The union movement’s problem is that many of its leaders have been more interested in joining the insider club than in changing it. In many cases, leadership positions are access cards to seats on boards and deals which union members have no hope of enjoying and so the insider-outsider divide runs through the union. If we add the reality that union leaderships often become complacent once they have a guaranteed membership, a growing divide between leaders and members becomes inevitable.
This has weakened the unions but has not benefited employers. It does not reduce workplace conflict because union members continue to make demands and to strike — but union leaders are less likely to ensure that worker demands produce workable agreements and so conflict become more difficult to manage. Union members miss out on the economic citizenship which an effective union movement brings.

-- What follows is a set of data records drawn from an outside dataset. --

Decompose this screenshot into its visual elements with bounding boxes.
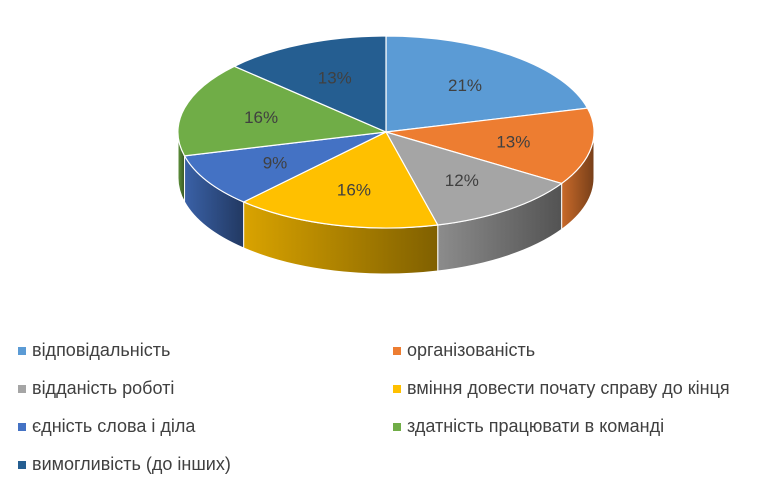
legend-label: організованість <box>407 340 536 360</box>
legend-item-організованість: організованість <box>393 340 535 361</box>
legend-item-здатність-працювати-в-команді: здатність працювати в команді <box>393 416 664 437</box>
pie-data-labels: 21% 13% 12% 16% 9% 16% 13% <box>244 68 530 199</box>
pie-slice-здатність-працювати-в-команді <box>177 65 389 157</box>
pie-slice-відповідальність <box>385 35 589 133</box>
data-label-здатність-працювати-в-команді: 16% <box>244 108 278 127</box>
legend-label: вміння довести почату справу до кінця <box>407 378 730 398</box>
legend-item-вміння-довести-почату-справу-до-кінця: вміння довести почату справу до кінця <box>393 378 730 399</box>
chart-legend: відповідальність організованість відданіст… <box>0 330 782 490</box>
legend-swatch <box>18 422 26 431</box>
pie-slice-вимогливість-до-інших <box>232 35 387 133</box>
data-label-організованість: 13% <box>496 132 530 151</box>
data-label-єдність-слова-і-діла: 9% <box>263 153 288 172</box>
legend-swatch <box>393 346 401 355</box>
legend-swatch <box>393 384 401 393</box>
pie-chart: 21% 13% 12% 16% 9% 16% 13% <box>177 35 595 275</box>
legend-swatch <box>18 460 26 469</box>
pie-tops <box>177 35 595 229</box>
legend-label: відповідальність <box>32 340 171 360</box>
legend-item-єдність-слова-і-діла: єдність слова і діла <box>18 416 195 437</box>
legend-item-відданість-роботі: відданість роботі <box>18 378 174 399</box>
legend-label: здатність працювати в команді <box>407 416 665 436</box>
legend-label: вимогливість (до інших) <box>32 454 231 474</box>
legend-swatch <box>393 422 401 431</box>
pie-slice-відданість-роботі <box>384 131 563 226</box>
data-label-вимогливість-до-інших: 13% <box>318 68 352 87</box>
legend-label: єдність слова і діла <box>32 416 196 436</box>
legend-item-вимогливість-до-інших: вимогливість (до інших) <box>18 454 231 475</box>
pie-slice-єдність-слова-і-діла <box>183 131 387 203</box>
data-label-відповідальність: 21% <box>448 76 482 95</box>
legend-swatch <box>18 384 26 393</box>
legend-swatch <box>18 346 26 355</box>
legend-item-відповідальність: відповідальність <box>18 340 170 361</box>
legend-label: відданість роботі <box>32 378 175 398</box>
data-label-відданість-роботі: 12% <box>445 171 479 190</box>
data-label-вміння-довести-почату-справу-до-кінця: 16% <box>337 181 371 200</box>
pie-slice-вміння-довести-почату-справу-до-кінця <box>242 131 439 229</box>
pie-slice-організованість <box>385 107 595 185</box>
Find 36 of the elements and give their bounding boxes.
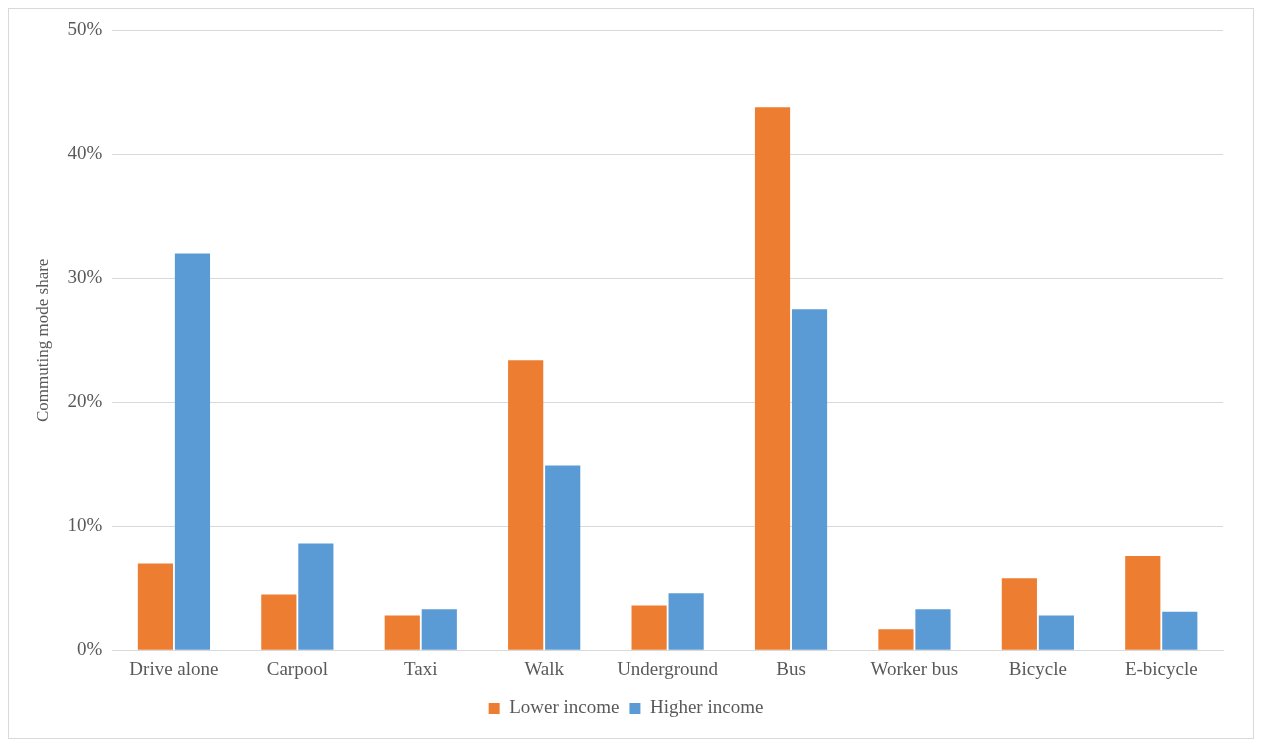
bar — [1038, 615, 1074, 650]
x-tick-label: Taxi — [404, 657, 438, 679]
bar — [915, 609, 951, 650]
y-tick-label: 10% — [67, 514, 103, 536]
bar — [1125, 555, 1161, 650]
bar — [545, 465, 581, 650]
bar — [261, 594, 297, 650]
bar — [878, 629, 914, 650]
bar — [754, 107, 791, 650]
x-tick-label: Worker bus — [870, 657, 959, 679]
bar — [791, 309, 828, 650]
bar — [174, 253, 211, 650]
bar — [137, 563, 174, 650]
bar — [631, 605, 667, 650]
y-tick-label: 0% — [76, 638, 103, 660]
y-axis-title: Commuting mode share — [32, 258, 52, 422]
y-tick-label: 20% — [67, 390, 103, 412]
x-tick-label: Bicycle — [1008, 657, 1067, 679]
legend-label: Lower income — [509, 696, 620, 718]
legend-label: Higher income — [649, 696, 764, 718]
x-tick-label: Carpool — [266, 657, 328, 679]
bar — [421, 609, 457, 650]
y-tick-label: 30% — [67, 266, 103, 288]
x-tick-label: Bus — [776, 657, 806, 679]
bar — [668, 593, 704, 650]
bar — [384, 615, 420, 650]
bar — [1162, 611, 1198, 650]
y-tick-label: 40% — [67, 142, 103, 164]
bar — [1001, 578, 1037, 650]
bar — [298, 543, 334, 650]
y-tick-label: 50% — [67, 18, 103, 40]
x-tick-label: Drive alone — [129, 657, 219, 679]
x-tick-label: Underground — [617, 657, 719, 679]
bar — [508, 360, 544, 650]
x-tick-label: E-bicycle — [1124, 657, 1198, 679]
x-tick-label: Walk — [524, 657, 565, 679]
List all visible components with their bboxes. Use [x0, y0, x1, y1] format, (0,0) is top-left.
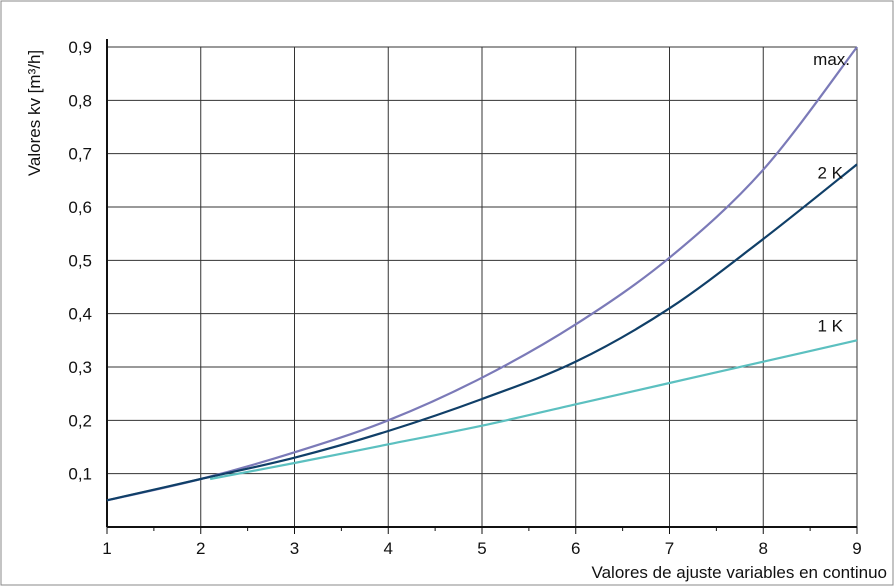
x-tick-label: 2 [196, 539, 205, 558]
series-line-2-k [106, 163, 858, 502]
labels: 1 2 3 4 5 6 7 8 9 0,1 0,2 0,3 0,4 0,5 0,6 0,7 0,8 0,9 max.… [68, 38, 861, 558]
x-axis-title: Valores de ajuste variables en continuo [592, 563, 887, 582]
y-tick-label: 0,5 [68, 251, 92, 270]
series-line-1-k [209, 339, 858, 481]
y-tick-label: 0,3 [68, 358, 92, 377]
y-tick-label: 0,6 [68, 198, 92, 217]
series-label-1-k: 1 K [817, 316, 843, 335]
y-tick-label: 0,4 [68, 305, 92, 324]
y-tick-label: 0,9 [68, 38, 92, 57]
x-tick-label: 3 [290, 539, 299, 558]
x-tick-label: 8 [759, 539, 768, 558]
y-axis-title: Valores kv [m³/h] [25, 50, 44, 176]
axes [106, 39, 858, 534]
x-tick-label: 4 [384, 539, 393, 558]
series-label-max: max. [813, 50, 850, 69]
y-tick-label: 0,2 [68, 411, 92, 430]
series-label-2-k: 2 K [817, 163, 843, 182]
grid [107, 46, 858, 527]
x-tick-label: 6 [571, 539, 580, 558]
y-tick-label: 0,8 [68, 91, 92, 110]
series-lines [106, 46, 858, 502]
x-tick-label: 9 [852, 539, 861, 558]
x-tick-label: 5 [477, 539, 486, 558]
x-tick-label: 7 [665, 539, 674, 558]
series-line-max [106, 46, 858, 502]
x-tick-label: 1 [102, 539, 111, 558]
y-tick-label: 0,1 [68, 465, 92, 484]
y-tick-label: 0,7 [68, 145, 92, 164]
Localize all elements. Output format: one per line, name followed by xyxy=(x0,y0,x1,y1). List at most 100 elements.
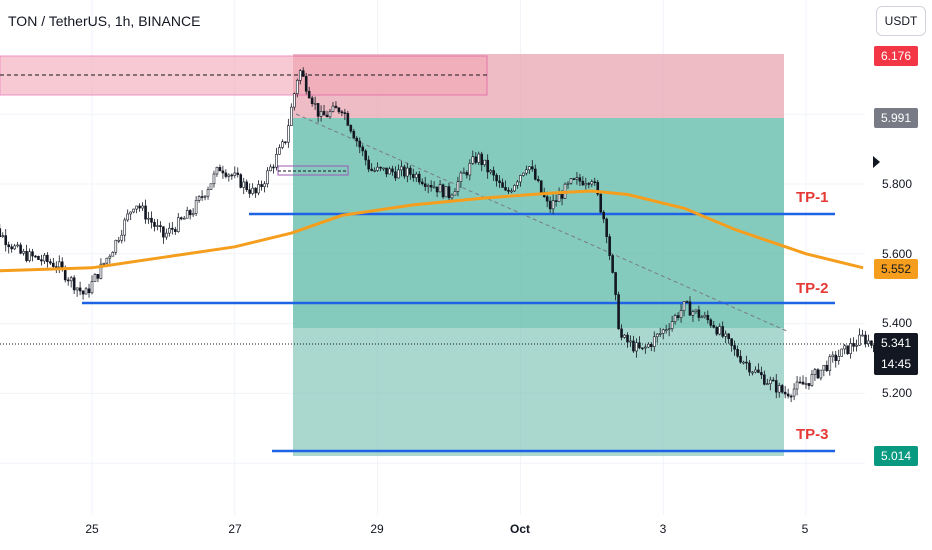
candle-down xyxy=(748,362,751,373)
x-tick-label: 29 xyxy=(370,522,384,536)
candle-down xyxy=(626,334,629,343)
candle-up xyxy=(519,175,522,183)
candle-down xyxy=(96,274,100,279)
candle-up xyxy=(810,374,814,386)
candle-up xyxy=(855,344,858,347)
candle-up xyxy=(129,211,132,215)
candle-down xyxy=(420,181,424,185)
candle-down xyxy=(260,184,263,187)
last-price-badge: 5.341 14:45 xyxy=(874,333,918,375)
candle-up xyxy=(28,251,31,261)
candle-down xyxy=(730,338,733,346)
candle-down xyxy=(846,345,849,355)
candle-down xyxy=(697,309,701,318)
candle-down xyxy=(572,178,576,180)
scroll-right-arrow-icon[interactable] xyxy=(873,156,880,168)
candle-up xyxy=(444,186,448,198)
profit-zone xyxy=(293,118,784,328)
candle-down xyxy=(245,181,248,191)
candle-up xyxy=(742,361,745,364)
candle-up xyxy=(84,288,88,295)
candle-up xyxy=(191,212,195,216)
candle-down xyxy=(144,205,147,220)
candle-up xyxy=(822,364,826,371)
candle-up xyxy=(459,172,463,182)
candle-down xyxy=(533,168,537,180)
chart-title: TON / TetherUS, 1h, BINANCE xyxy=(8,13,201,29)
candle-up xyxy=(373,170,376,172)
candle-up xyxy=(831,354,835,358)
candle-up xyxy=(120,234,124,241)
candle-up xyxy=(551,200,555,210)
candle-down xyxy=(864,334,867,344)
candle-up xyxy=(777,385,781,393)
candle-up xyxy=(165,232,168,238)
candle-down xyxy=(200,196,204,198)
candle-up xyxy=(108,255,112,259)
candle-down xyxy=(608,236,611,256)
candle-up xyxy=(99,263,103,279)
candle-down xyxy=(364,150,368,161)
candle-down xyxy=(325,114,329,118)
candle-up xyxy=(468,163,472,176)
candle-down xyxy=(284,141,287,144)
candle-up xyxy=(206,189,210,197)
target-price-badge: 5.014 xyxy=(874,446,918,466)
candle-down xyxy=(10,246,13,250)
candle-down xyxy=(486,159,489,173)
candle-up xyxy=(489,170,492,173)
entry-price-badge: 5.991 xyxy=(874,108,918,128)
x-tick-label: 25 xyxy=(85,522,99,536)
candle-up xyxy=(667,328,671,331)
candle-down xyxy=(310,97,314,105)
candle-up xyxy=(397,169,400,179)
candle-down xyxy=(19,244,22,254)
candlestick-series xyxy=(0,67,876,403)
candle-down xyxy=(358,140,362,148)
candle-up xyxy=(105,257,109,264)
last-price-value: 5.341 xyxy=(880,336,912,350)
candle-down xyxy=(7,244,10,248)
candle-up xyxy=(453,191,457,196)
candle-down xyxy=(367,159,370,170)
candle-up xyxy=(682,301,686,311)
candle-up xyxy=(43,254,46,262)
candle-up xyxy=(182,217,186,220)
candle-down xyxy=(429,185,433,188)
candle-up xyxy=(462,172,466,174)
candle-down xyxy=(578,177,582,182)
candle-down xyxy=(870,340,873,346)
candle-up xyxy=(209,183,213,190)
candle-up xyxy=(269,166,272,172)
candle-up xyxy=(57,261,61,268)
candle-up xyxy=(16,244,19,247)
candle-up xyxy=(414,173,418,178)
candle-down xyxy=(307,90,311,99)
candle-up xyxy=(849,343,852,355)
candle-down xyxy=(786,393,790,397)
candle-up xyxy=(400,166,403,171)
candle-down xyxy=(150,217,153,223)
candle-down xyxy=(783,391,787,395)
candle-up xyxy=(751,371,754,374)
candle-up xyxy=(652,336,656,347)
candle-down xyxy=(174,229,177,232)
candle-down xyxy=(712,325,716,328)
candle-down xyxy=(72,277,76,291)
candle-down xyxy=(162,226,165,238)
candle-up xyxy=(147,217,150,220)
candle-up xyxy=(69,277,73,282)
candle-up xyxy=(290,106,293,126)
tp1-label: TP-1 xyxy=(796,189,829,206)
candle-down xyxy=(138,205,141,209)
candle-up xyxy=(694,309,698,312)
candle-up xyxy=(813,369,817,375)
candle-down xyxy=(334,105,338,109)
candle-down xyxy=(218,167,222,172)
candle-up xyxy=(840,348,844,357)
candle-down xyxy=(52,262,55,267)
candle-down xyxy=(304,76,308,92)
currency-button[interactable]: USDT xyxy=(876,6,926,36)
candle-down xyxy=(480,153,484,166)
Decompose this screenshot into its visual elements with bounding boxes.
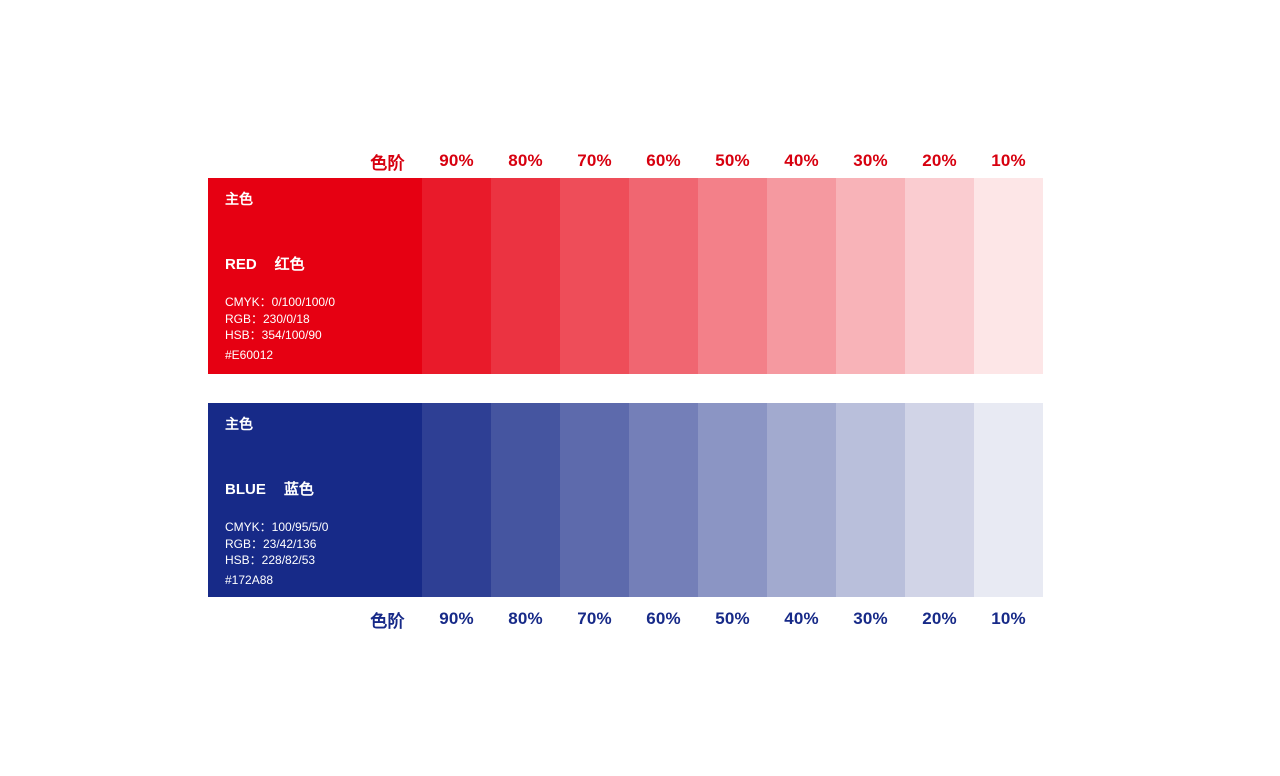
brand-color-palette: 色阶 90% 80% 70% 60% 50% 40% 30% 20% 10% 主色 RED 红色 C… — [208, 144, 1043, 641]
tint-swatch-blue-80 — [491, 403, 560, 597]
tint-percent-label: 20% — [922, 151, 957, 170]
color-name-cn: 蓝色 — [283, 481, 314, 498]
tint-swatch-red-60 — [629, 178, 698, 374]
color-block-blue: 主色 BLUE 蓝色 CMYK：100/95/5/0 RGB：23/42/136 … — [208, 403, 1043, 597]
tint-swatch-red-40 — [767, 178, 836, 374]
color-specs: CMYK：100/95/5/0 RGB：23/42/136 HSB：228/82… — [225, 519, 328, 569]
tint-swatch-red-30 — [836, 178, 905, 374]
tint-scale-header-bottom: 色阶 90% 80% 70% 60% 50% 40% 30% 20% 10% — [353, 597, 1043, 641]
tint-percent-label: 90% — [439, 151, 474, 170]
scale-title-label: 色阶 — [370, 611, 405, 631]
tint-percent-label: 10% — [991, 609, 1026, 628]
color-info-panel-blue: 主色 BLUE 蓝色 CMYK：100/95/5/0 RGB：23/42/136 … — [208, 403, 353, 597]
tint-swatch-blue-20 — [905, 403, 974, 597]
tint-percent-label: 40% — [784, 151, 819, 170]
color-name-en: BLUE — [225, 481, 266, 498]
category-label: 主色 — [225, 191, 253, 207]
color-name-row: BLUE 蓝色 — [225, 478, 314, 499]
tint-swatch-blue-60 — [629, 403, 698, 597]
tint-swatch-red-10 — [974, 178, 1043, 374]
rgb-value: RGB：230/0/18 — [225, 311, 310, 326]
tint-swatch-red-50 — [698, 178, 767, 374]
tint-percent-label: 50% — [715, 151, 750, 170]
tint-percent-label: 60% — [646, 609, 681, 628]
color-name-cn: 红色 — [274, 256, 305, 273]
tint-swatch-blue-70 — [560, 403, 629, 597]
color-name-row: RED 红色 — [225, 253, 305, 274]
tint-swatch-blue-50 — [698, 403, 767, 597]
tint-percent-label: 80% — [508, 151, 543, 170]
color-block-red: 主色 RED 红色 CMYK：0/100/100/0 RGB：230/0/18 H… — [208, 178, 1043, 374]
scale-title-label: 色阶 — [370, 153, 405, 173]
hex-value: #E60012 — [225, 348, 274, 362]
tint-percent-label: 60% — [646, 151, 681, 170]
tint-percent-label: 80% — [508, 609, 543, 628]
swatch-row-red — [353, 178, 1043, 374]
tint-swatch-red-100 — [353, 178, 422, 374]
tint-percent-label: 40% — [784, 609, 819, 628]
tint-swatch-red-70 — [560, 178, 629, 374]
tint-percent-label: 20% — [922, 609, 957, 628]
tint-swatch-blue-10 — [974, 403, 1043, 597]
tint-swatch-red-20 — [905, 178, 974, 374]
color-info-panel-red: 主色 RED 红色 CMYK：0/100/100/0 RGB：230/0/18 H… — [208, 178, 353, 374]
tint-percent-label: 90% — [439, 609, 474, 628]
tint-percent-label: 10% — [991, 151, 1026, 170]
tint-swatch-red-80 — [491, 178, 560, 374]
hex-value: #172A88 — [225, 573, 274, 587]
cmyk-value: CMYK：0/100/100/0 — [225, 295, 336, 309]
swatch-row-blue — [353, 403, 1043, 597]
tint-percent-label: 30% — [853, 151, 888, 170]
color-specs: CMYK：0/100/100/0 RGB：230/0/18 HSB：354/10… — [225, 294, 335, 344]
tint-swatch-blue-40 — [767, 403, 836, 597]
tint-percent-label: 70% — [577, 609, 612, 628]
tint-swatch-blue-30 — [836, 403, 905, 597]
tint-swatch-red-90 — [422, 178, 491, 374]
hsb-value: HSB：228/82/53 — [225, 553, 316, 567]
tint-percent-label: 30% — [853, 609, 888, 628]
tint-percent-label: 50% — [715, 609, 750, 628]
tint-swatch-blue-100 — [353, 403, 422, 597]
category-label: 主色 — [225, 416, 253, 432]
tint-percent-label: 70% — [577, 151, 612, 170]
tint-swatch-blue-90 — [422, 403, 491, 597]
rgb-value: RGB：23/42/136 — [225, 536, 317, 551]
tint-scale-header-top: 色阶 90% 80% 70% 60% 50% 40% 30% 20% 10% — [353, 144, 1043, 178]
hsb-value: HSB：354/100/90 — [225, 328, 322, 342]
color-name-en: RED — [225, 256, 257, 273]
cmyk-value: CMYK：100/95/5/0 — [225, 520, 329, 534]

In theory, Saftu’s launch should change this. Not because its leaders and members are the good guys and Cosatu’s are the bad guys, but because common sense suggests that, if union leaders must compete for workers’ support, they will be forced to take members more seriously than many do now because they will lose them if they do not. If Saftu can compete with Cosatu for support, it should shake up the union movement, narrow the gap between leaders and members and quite possibly regain for the labour movement the effectiveness it once enjoyed.
What is not clear is whether it is up to the task. There are reasons to wonder whether it has enough muscle to give workers a choice between it and Cosatu because its attempts to mobilise workers publicly have received limited support.
Some labour insiders believe that Saftu won’t shake up the union movement because, in their view, the movement’s problems are so deep rooted that even union leaders who project themselves as an answer to the pattern that separates leaders from members, are part of the problem they want to challenge. If they are right, Saftu may find that it is too distanced from workers to organise effectively at the grassroots and thus to woo Cosatu members. Or it may make progress in the private economy but fail to challenge Cosatu in the public sector, in which case there would be little contest between them.
It is far too early to judge whether the sceptics are right. Saftu may well show that it can become a cure for the labour movement’s ills rather than another symptom. What is clear is that, if its launch does not produce the membership contest that could begin to restore unions’ former glories, it is hard to see from where else a cure might come.
• Friedman is research professor in the University of Johannesburg’s humanities faculty.